The Best Marriage Advice I've Ever Heard
Marriage is the one of the best things I've ever done. I tell my spouse all the time that being married is the best! I truly mean it. I love being married.
I've loved it from day one. In fact, I remember a very dear friend asking me shortly after I'd been married if it was hard adjusting to living with my new spouse. I told her it wasn't at all. I still stand by that today. I'll admit dating to marriage is an entire new world but not one that took much adjusting for me.
Three kids later I'm pretty sure I love being married a billion times more. Why? Because I need it. I need my spouse to help me be a good mother. I need his support and encouragement. I need his parenting skills to raise our kids in such a fast paced world. We need one another.
I'm not saying our marriage isn't without disagreements or sadness but what I am saying is that we love one another. We do our best to share that frequently. Much of our marital success can be attributed to that love but I also attribute a lot of it to a piece of advice I heard at a close friend's wedding.
Shortly after the marriage ceremony, the bride's father stood up and offered a few words. His words forever changed how I view marriage and family. It was as if he was speaking directly to me to prepare me for the next step in my marriage with more than one child. At the time I was 32 weeks pregnant with our second son and not really sure how I was going to balance it all.
As he spoke he directed his remarks to the bride and groom. He told them that there would be times when other things in life would have to take a backseat to their marriage. He told them they would need to prioritize and put their marriage first. Things like jobs, friends, hobbies and even children would need to take a backseat to the success of their marriage. After that I don't remember much. I was blown away.
Children? Take a backseat? What?
As a new mother I had always prioritized my son. He relied on me for everything. How could he not be the number one priority. Then it hit me....
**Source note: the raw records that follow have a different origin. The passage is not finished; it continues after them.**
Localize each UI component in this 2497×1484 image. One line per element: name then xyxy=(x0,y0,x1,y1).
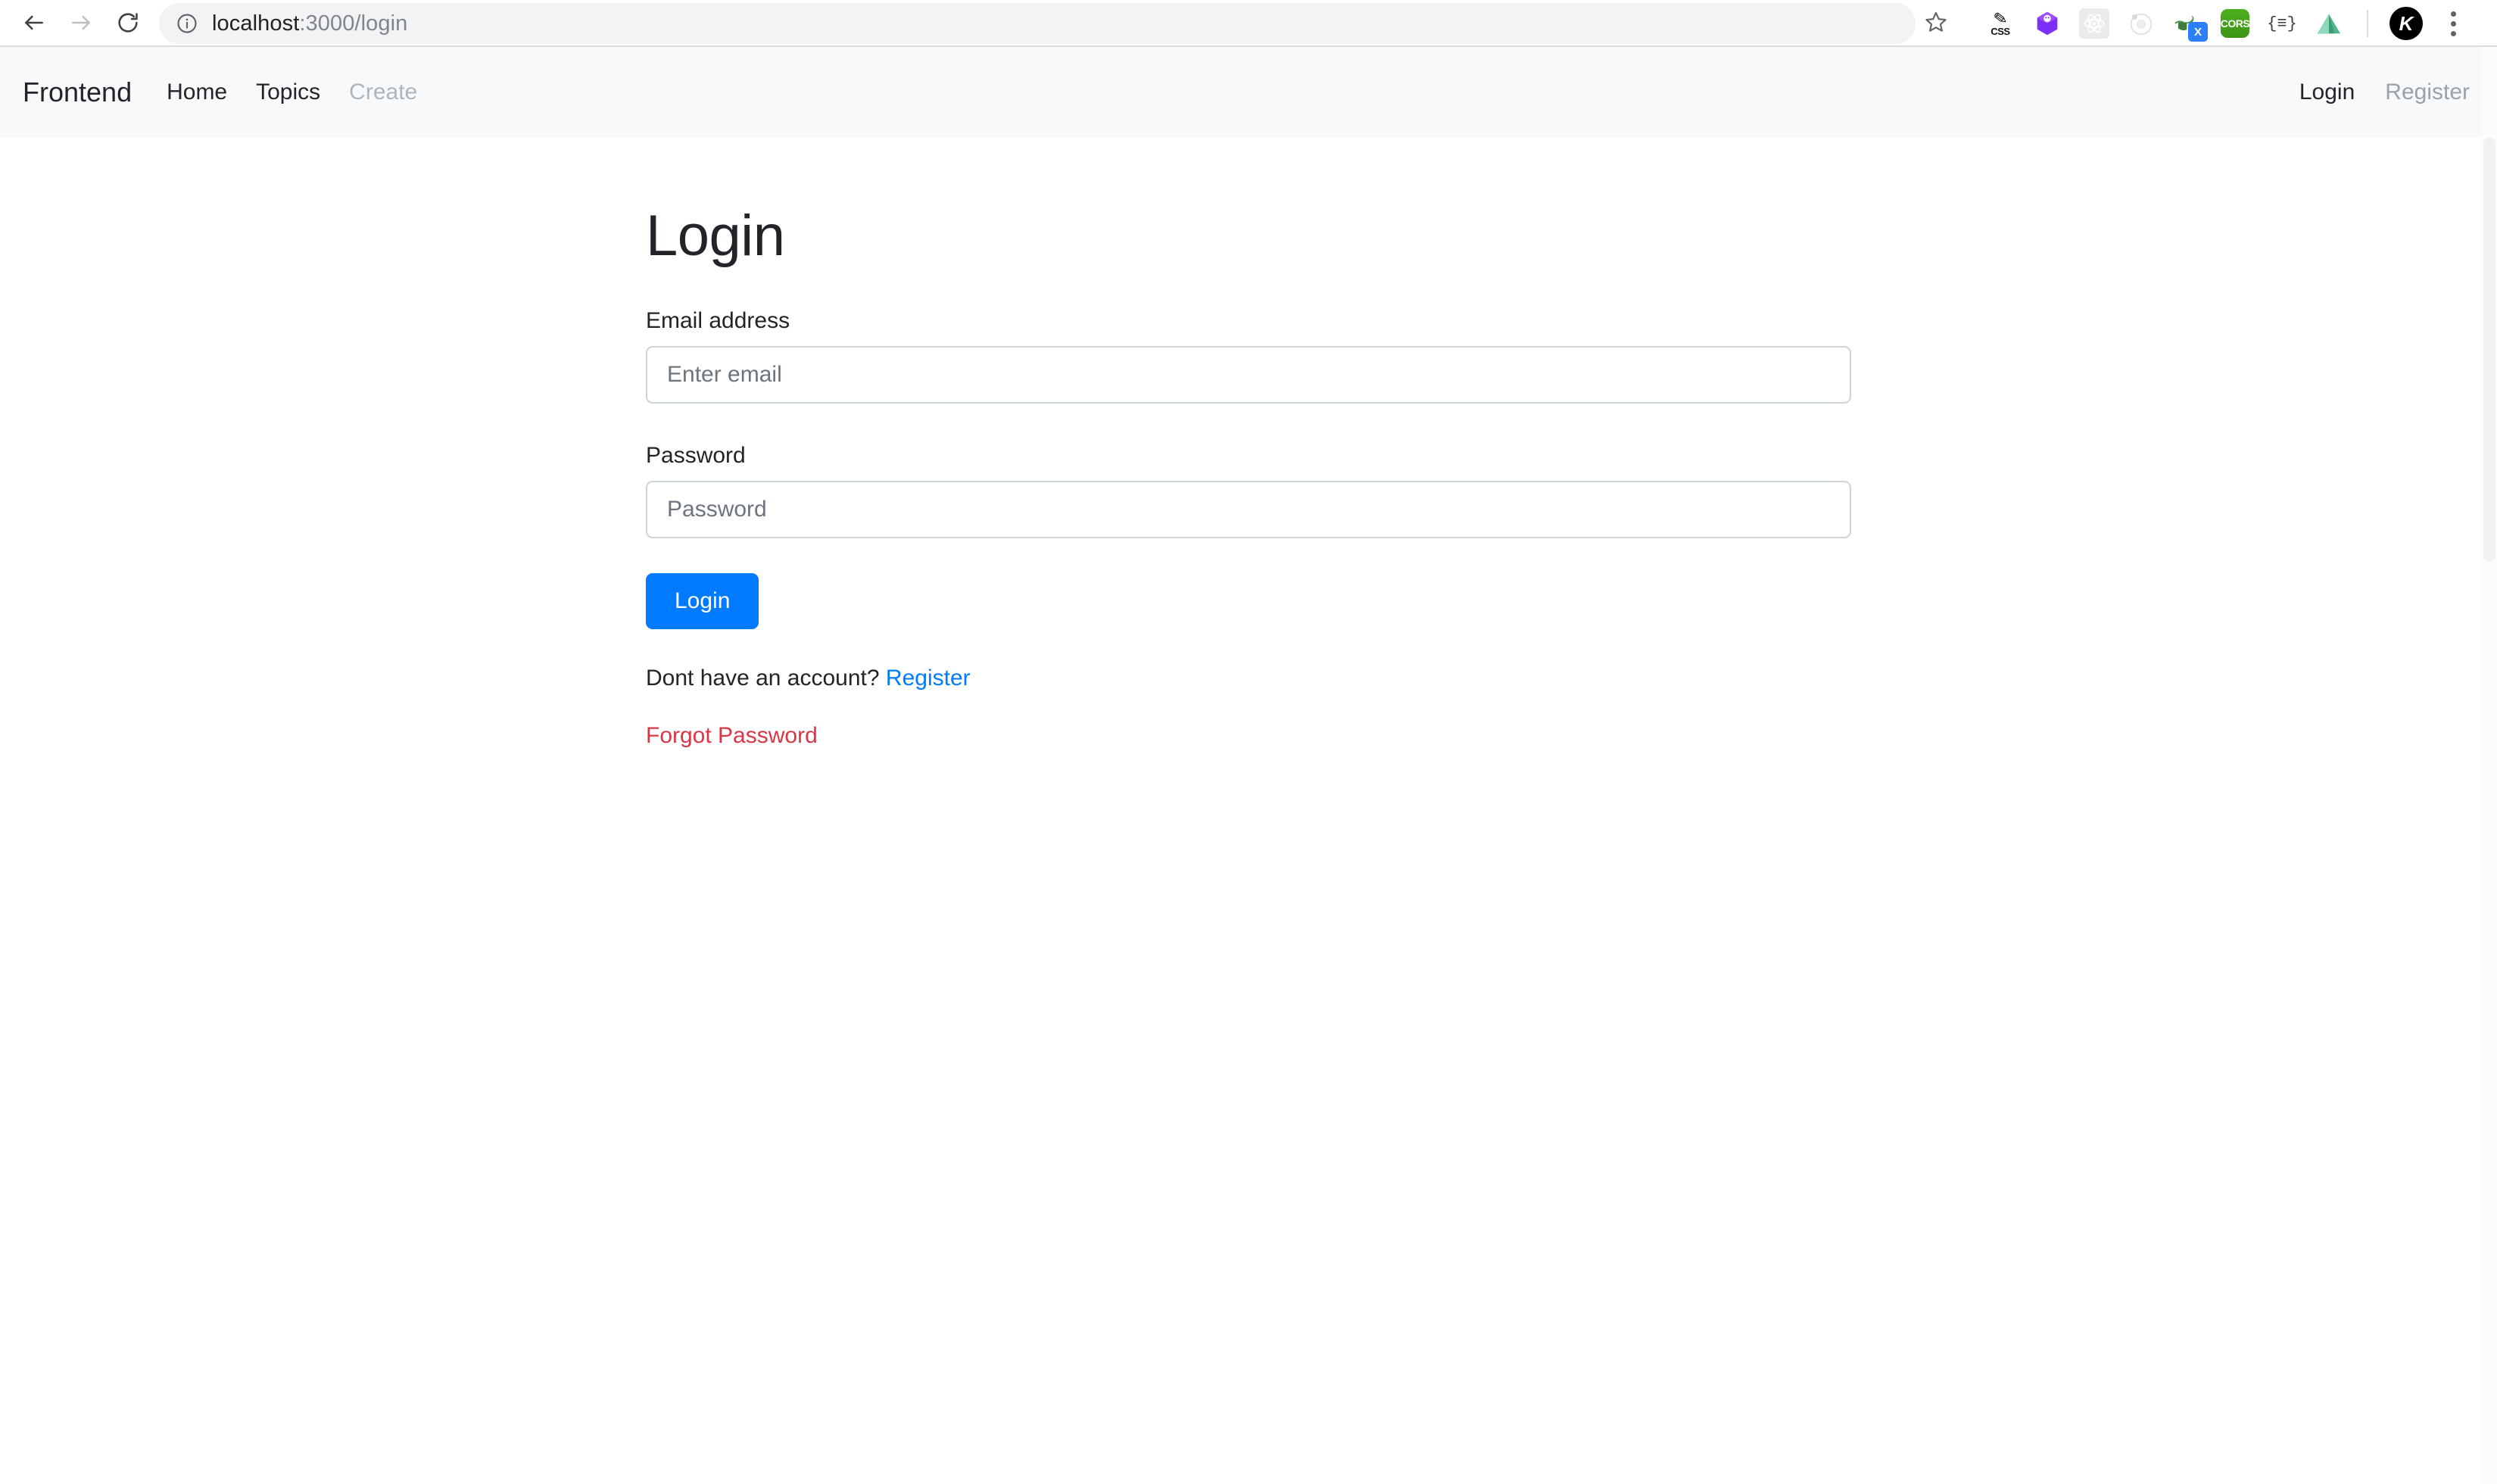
cors-unblock-extension-icon[interactable]: CORS xyxy=(2218,7,2252,40)
browser-toolbar: localhost:3000/login ✎ CSS xyxy=(0,0,2497,47)
chrome-menu-button[interactable] xyxy=(2436,7,2470,40)
page-content: Login Email address Password Login Dont … xyxy=(0,138,2497,1484)
orbit-glyph xyxy=(2127,9,2156,38)
login-submit-button[interactable]: Login xyxy=(646,573,759,629)
bookmark-button[interactable] xyxy=(1916,3,1956,44)
nav-link-register[interactable]: Register xyxy=(2385,80,2470,105)
cors-label: CORS xyxy=(2221,9,2249,38)
nav-link-login[interactable]: Login xyxy=(2299,80,2355,105)
extension-badge: X xyxy=(2188,22,2208,42)
forgot-password-link[interactable]: Forgot Password xyxy=(646,723,818,749)
purple-shield-glyph xyxy=(2033,9,2062,38)
scrollbar-thumb[interactable] xyxy=(2483,138,2495,562)
forward-button[interactable] xyxy=(58,0,104,46)
back-button[interactable] xyxy=(11,0,58,46)
vue-devtools-extension-icon[interactable] xyxy=(2312,7,2346,40)
green-triangle-glyph xyxy=(2315,11,2343,36)
kebab-dot xyxy=(2451,11,2456,17)
react-devtools-extension-icon[interactable] xyxy=(2078,7,2111,40)
browser-nav-buttons xyxy=(0,0,151,46)
primary-nav: Home Topics Create xyxy=(167,80,417,105)
wappalyzer-extension-icon[interactable]: X xyxy=(2171,7,2205,40)
url-text: localhost:3000/login xyxy=(212,11,407,36)
back-arrow-icon xyxy=(22,11,46,35)
nav-link-home[interactable]: Home xyxy=(167,80,227,105)
login-form: Login Email address Password Login Dont … xyxy=(646,138,1851,749)
forward-arrow-icon xyxy=(69,11,93,35)
profile-avatar[interactable]: K xyxy=(2389,7,2423,40)
json-formatter-extension-icon[interactable]: {≡} xyxy=(2265,7,2299,40)
kebab-dot xyxy=(2451,31,2456,36)
page-scrollbar[interactable] xyxy=(2482,47,2497,1484)
json-braces-label: {≡} xyxy=(2267,14,2297,33)
avatar-letter: K xyxy=(2399,12,2414,36)
password-input[interactable] xyxy=(646,481,1851,538)
site-navbar: Frontend Home Topics Create Login Regist… xyxy=(0,47,2497,138)
react-atom-glyph xyxy=(2079,8,2109,39)
url-path: :3000/login xyxy=(299,11,407,36)
extensions-bar: ✎ CSS xyxy=(1984,0,2470,47)
url-host: localhost xyxy=(212,11,299,36)
nav-link-create[interactable]: Create xyxy=(349,80,417,105)
site-info-icon[interactable] xyxy=(173,9,201,38)
submit-row: Login xyxy=(646,538,1851,629)
page-title: Login xyxy=(646,138,1851,269)
register-prompt: Dont have an account? Register xyxy=(646,666,1851,691)
bitwarden-extension-icon[interactable] xyxy=(2031,7,2064,40)
auth-nav: Login Register xyxy=(2299,80,2470,105)
nav-link-topics[interactable]: Topics xyxy=(256,80,320,105)
email-label: Email address xyxy=(646,308,1851,334)
register-prompt-text: Dont have an account? xyxy=(646,666,880,691)
kebab-dot xyxy=(2451,21,2456,26)
toolbar-divider xyxy=(2367,10,2368,37)
email-input[interactable] xyxy=(646,346,1851,404)
address-bar[interactable]: localhost:3000/login xyxy=(159,3,1916,44)
register-link[interactable]: Register xyxy=(886,666,971,691)
pencil-glyph: ✎ xyxy=(1992,10,2008,28)
star-icon xyxy=(1924,10,1948,38)
angular-devtools-extension-icon[interactable] xyxy=(2124,7,2158,40)
password-label: Password xyxy=(646,443,1851,469)
css-pencil-extension-icon[interactable]: ✎ CSS xyxy=(1984,7,2017,40)
brand-logo[interactable]: Frontend xyxy=(23,76,132,108)
reload-button[interactable] xyxy=(104,0,151,46)
reload-icon xyxy=(116,11,140,35)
If we want our marriage to last forever and for our children to be raised in a home of peace, love and security then we have to put our marital relationship first. We have to.
By putting our marriage first, we are putting our children first.
That advice was a game changer. As I implemented ways to prioritize my husband and vice versa I found our love for one another increased and our joy for life flourished. We took an already fun and happy marriage and escalated it to the next level. Now, with three children we still make one another a priority.
The best part is that our kids notice it. They know how important date night is for Mom and Dad. They can see how much we love each other and emulate that love with us and one another. They know they are loved by both of us and that we live in a home where we support and uplift each other. They know we are a family.
I hope as they get older they will learn to prioritize their relationships appropriately. I hope they will put the most effort into the people and things that matter most. I hope they find a spouse to love as much as I love mine. Most of all, I hope they are loved as much as I feel loved and that they laugh as much as I get to laugh.